Chez le nouveau-né, l'hyperthyroïdie est rare mais peut mettre en jeu le pronostic vital. Elle se développe chez le fœtus des femmes qui ont ou qui ont eu une maladie de Graves-Basedow. Dans la maladie de Graves-Basedow, des auto-anticorps dirigés contre le récepteur thyroïdien de la TSH stimulent de façon trop importante la production de l'hormone thyroïdienne en se liant aux récepteurs de la TSH dans la thyroïde. Ces anticorps traversent le placenta et entraînent un hyperfonctionnement de la thyroïde fœtale (maladie de Graves-Basedow intra-utérine) qui peut entraîner une mort fœtale ou une naissance prématurée par hyperactivité ou tachycardie fœtales. Le nouveau-né de mère Basedowienne éliminant ces anticorps après la naissance, la maladie de Graves-Basedow néonatale est donc habituellement transitoire. Cependant, la vitesse d'élimination des anticorps étant variable, la durée de la maladie de Graves-Basedow néonatale peut varier.

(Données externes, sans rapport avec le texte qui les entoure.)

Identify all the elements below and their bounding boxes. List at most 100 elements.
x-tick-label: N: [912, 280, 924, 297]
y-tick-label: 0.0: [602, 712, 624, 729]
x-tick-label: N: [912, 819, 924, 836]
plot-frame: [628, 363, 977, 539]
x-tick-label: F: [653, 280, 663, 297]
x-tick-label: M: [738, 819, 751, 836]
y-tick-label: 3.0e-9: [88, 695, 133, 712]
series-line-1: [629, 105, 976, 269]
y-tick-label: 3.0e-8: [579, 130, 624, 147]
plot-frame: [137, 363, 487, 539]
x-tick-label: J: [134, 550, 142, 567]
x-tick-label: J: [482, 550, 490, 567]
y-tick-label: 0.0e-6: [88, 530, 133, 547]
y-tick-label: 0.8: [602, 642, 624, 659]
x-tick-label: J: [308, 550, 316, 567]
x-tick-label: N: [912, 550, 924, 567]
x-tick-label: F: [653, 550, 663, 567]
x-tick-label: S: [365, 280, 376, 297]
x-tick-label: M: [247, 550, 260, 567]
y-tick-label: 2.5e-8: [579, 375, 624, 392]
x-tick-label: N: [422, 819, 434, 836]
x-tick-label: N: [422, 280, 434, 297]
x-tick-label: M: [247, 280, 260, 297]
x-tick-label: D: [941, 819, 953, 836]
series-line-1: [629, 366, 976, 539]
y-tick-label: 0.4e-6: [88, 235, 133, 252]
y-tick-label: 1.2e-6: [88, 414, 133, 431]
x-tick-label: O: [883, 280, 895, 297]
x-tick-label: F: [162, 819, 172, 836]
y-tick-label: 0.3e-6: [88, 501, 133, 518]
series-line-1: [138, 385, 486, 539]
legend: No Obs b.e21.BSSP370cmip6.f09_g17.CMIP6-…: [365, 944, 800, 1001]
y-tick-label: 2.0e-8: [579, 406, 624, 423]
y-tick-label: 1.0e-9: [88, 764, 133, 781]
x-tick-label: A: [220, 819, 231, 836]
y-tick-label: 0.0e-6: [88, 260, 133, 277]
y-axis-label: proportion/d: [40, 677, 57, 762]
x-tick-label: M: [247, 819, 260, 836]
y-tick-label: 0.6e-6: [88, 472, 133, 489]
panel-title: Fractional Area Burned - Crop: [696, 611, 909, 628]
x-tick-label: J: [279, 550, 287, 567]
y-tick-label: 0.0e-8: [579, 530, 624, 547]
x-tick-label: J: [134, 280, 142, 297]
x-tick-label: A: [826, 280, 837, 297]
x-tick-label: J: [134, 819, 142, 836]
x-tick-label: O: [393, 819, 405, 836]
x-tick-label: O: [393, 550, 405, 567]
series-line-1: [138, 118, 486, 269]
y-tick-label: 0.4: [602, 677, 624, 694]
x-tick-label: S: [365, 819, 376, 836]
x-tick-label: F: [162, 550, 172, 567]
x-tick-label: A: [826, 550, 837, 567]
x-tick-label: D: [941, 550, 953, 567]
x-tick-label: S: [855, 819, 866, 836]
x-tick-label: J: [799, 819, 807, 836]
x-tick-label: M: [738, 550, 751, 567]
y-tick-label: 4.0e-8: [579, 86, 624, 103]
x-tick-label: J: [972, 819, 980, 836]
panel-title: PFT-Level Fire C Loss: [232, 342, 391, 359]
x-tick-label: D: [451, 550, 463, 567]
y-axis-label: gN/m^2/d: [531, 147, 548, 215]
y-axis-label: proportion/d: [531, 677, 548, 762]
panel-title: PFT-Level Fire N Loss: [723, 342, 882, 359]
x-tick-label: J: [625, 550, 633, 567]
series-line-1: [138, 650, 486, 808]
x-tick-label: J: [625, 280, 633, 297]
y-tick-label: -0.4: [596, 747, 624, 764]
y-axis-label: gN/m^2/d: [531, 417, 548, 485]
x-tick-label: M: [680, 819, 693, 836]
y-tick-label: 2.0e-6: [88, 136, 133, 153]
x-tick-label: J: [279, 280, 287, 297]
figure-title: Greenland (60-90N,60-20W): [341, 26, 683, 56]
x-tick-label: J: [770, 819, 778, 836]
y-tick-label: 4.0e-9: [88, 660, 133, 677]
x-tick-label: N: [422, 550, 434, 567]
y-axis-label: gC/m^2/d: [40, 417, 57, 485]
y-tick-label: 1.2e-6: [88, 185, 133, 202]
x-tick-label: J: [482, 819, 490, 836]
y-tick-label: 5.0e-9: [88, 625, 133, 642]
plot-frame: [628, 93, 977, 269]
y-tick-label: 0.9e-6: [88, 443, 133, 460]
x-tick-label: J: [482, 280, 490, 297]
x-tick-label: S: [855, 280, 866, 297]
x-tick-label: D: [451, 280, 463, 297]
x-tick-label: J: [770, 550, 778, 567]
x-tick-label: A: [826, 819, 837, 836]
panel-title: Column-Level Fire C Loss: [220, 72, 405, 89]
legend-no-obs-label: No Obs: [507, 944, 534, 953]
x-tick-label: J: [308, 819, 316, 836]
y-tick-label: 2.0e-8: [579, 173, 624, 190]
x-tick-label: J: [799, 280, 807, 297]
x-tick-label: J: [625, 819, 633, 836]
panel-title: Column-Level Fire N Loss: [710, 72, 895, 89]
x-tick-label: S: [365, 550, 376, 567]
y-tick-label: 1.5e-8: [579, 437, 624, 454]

Chez l'enfant plus âgé et à l'adolescence, la maladie de Graves-Basedow est la cause de l'hyperthyroïdie dans > 90% des cas. L'incidence de la maladie de Graves-Basedow augmente pendant la puberté, avec 80% des cas survenant après 11 ans. Le principal mécanisme sont des anticorps stimulants contre le récepteur de la TSH. D'autres anticorps bloquent le récepteur de la TSH et l'équilibre entre stimulation et blocage détermine la gravité de la maladie de Graves-Basedow. De nombreux enfants atteints de la maladie de Graves-Basedow ont des antécédents familiaux de maladie thyroïdienne auto-immune ou d'autres maladies auto-immunes. Les enfants qui ont une trisomie 21 sont à risque accru de maladie de Graves-Basedow.

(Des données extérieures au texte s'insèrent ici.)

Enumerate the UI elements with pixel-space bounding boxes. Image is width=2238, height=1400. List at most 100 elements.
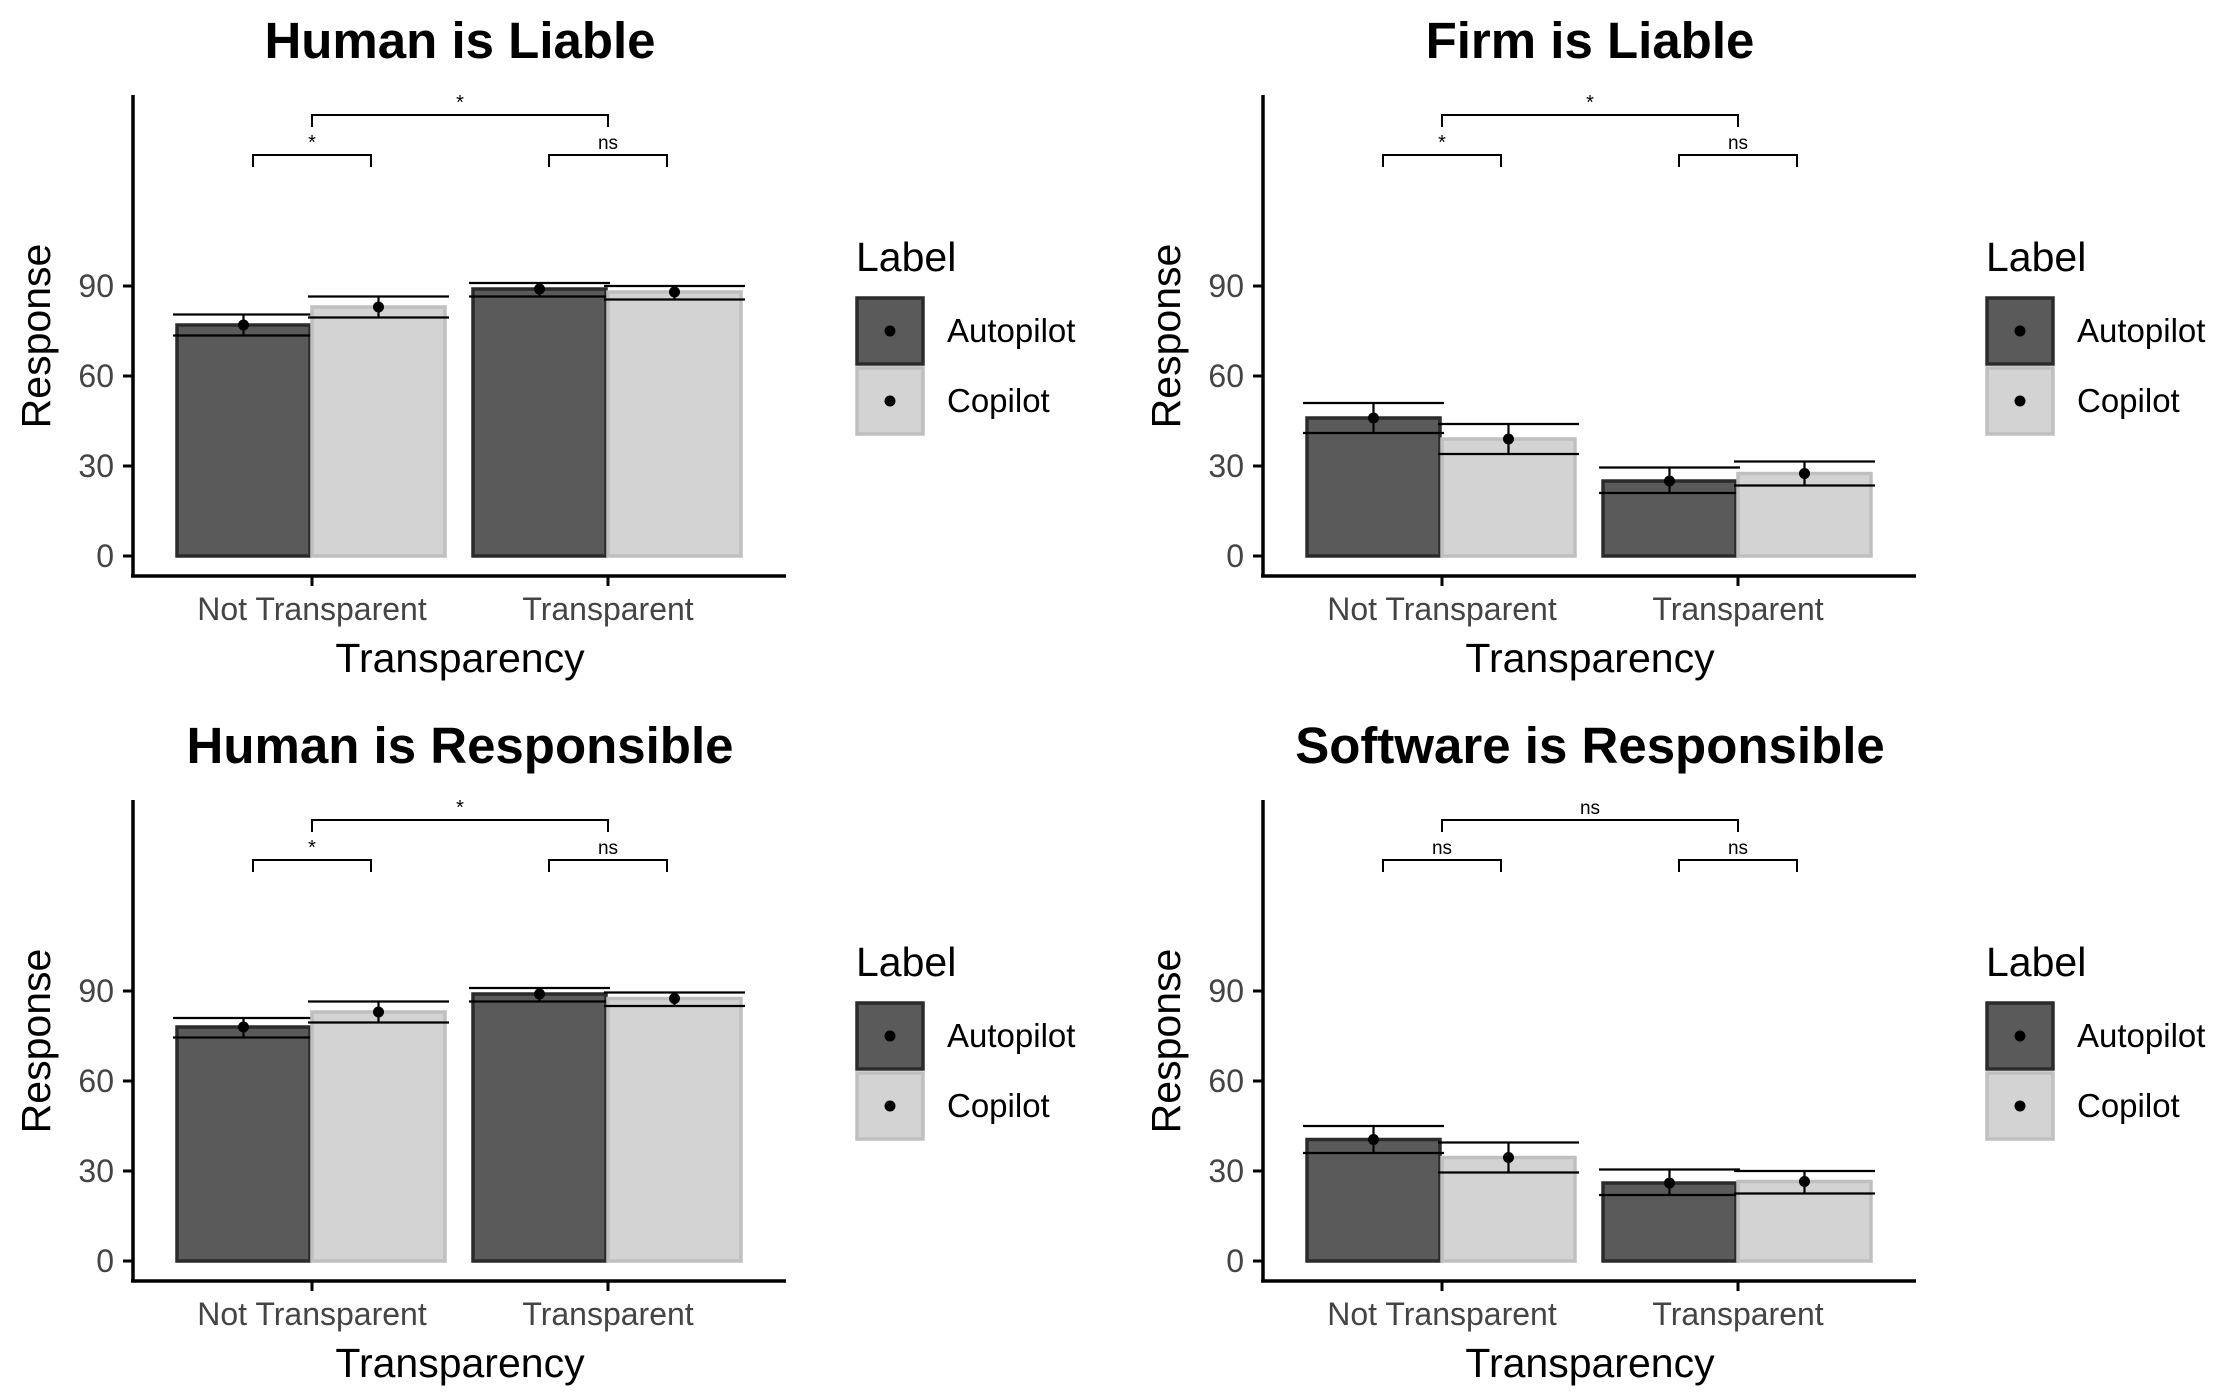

Les causes moins fréquentes d'hyperthyroïdie chez les enfants et les adolescents comprennent les nodules toxiques autonomes fonctionnels, l'hyperthyroïdie transitoire au cours de la phase précoce de la thyroïdite de Hashimoto suivie finalement par une hypothyroïdie (hashitoxicose), ou des effets indésirables des médicaments (p. ex., hyperthyroïdie induite par l'amiodarone). Parfois, une hyperthyroïdie transitoire peut être causée par des infections, bactériennes (thyroïdite aiguë) et virales (thyroïdite subaiguë); les causes bactériennes comprennent Staphylococcus aureus, S. epidermis, Streptococcus pyogenes, S. pneumoniae, Escherichia coli, et Clostridium septicum. Les facteurs prédisposant à la thyroïdite aiguë chez les enfants comprennent les anomalies congénitales (p. ex., la fistule sinus pyriforme persistante) et l'immunodépression.

Symptomatologie

Chez le fœtus, l'hyperthyroïdie est rare. Des signes d'hyperthyroïdie (p. ex., croissance intra-utérine insuffisante, tachycardie fœtale [> 160 battements/min], goitre) peuvent être détectés dès le second trimestre. L'hyperthyroïdie fœtale peut provoquer un travail prématuré. En cas de thyrotoxicose fœtale, la mère peut être traitée par des médicaments antithyroïdiens. Si l'hyperthyroïdie fœtale n'est pas détectée avant la période néonatale, l'enfant peut être gravement atteint; les manifestations possibles sont une craniosténose (fusion prématurée des sutures crâniennes), une altération de l'intelligence, un retard de croissance, et une petite taille. La mortalité peut atteindre 10 à 15%.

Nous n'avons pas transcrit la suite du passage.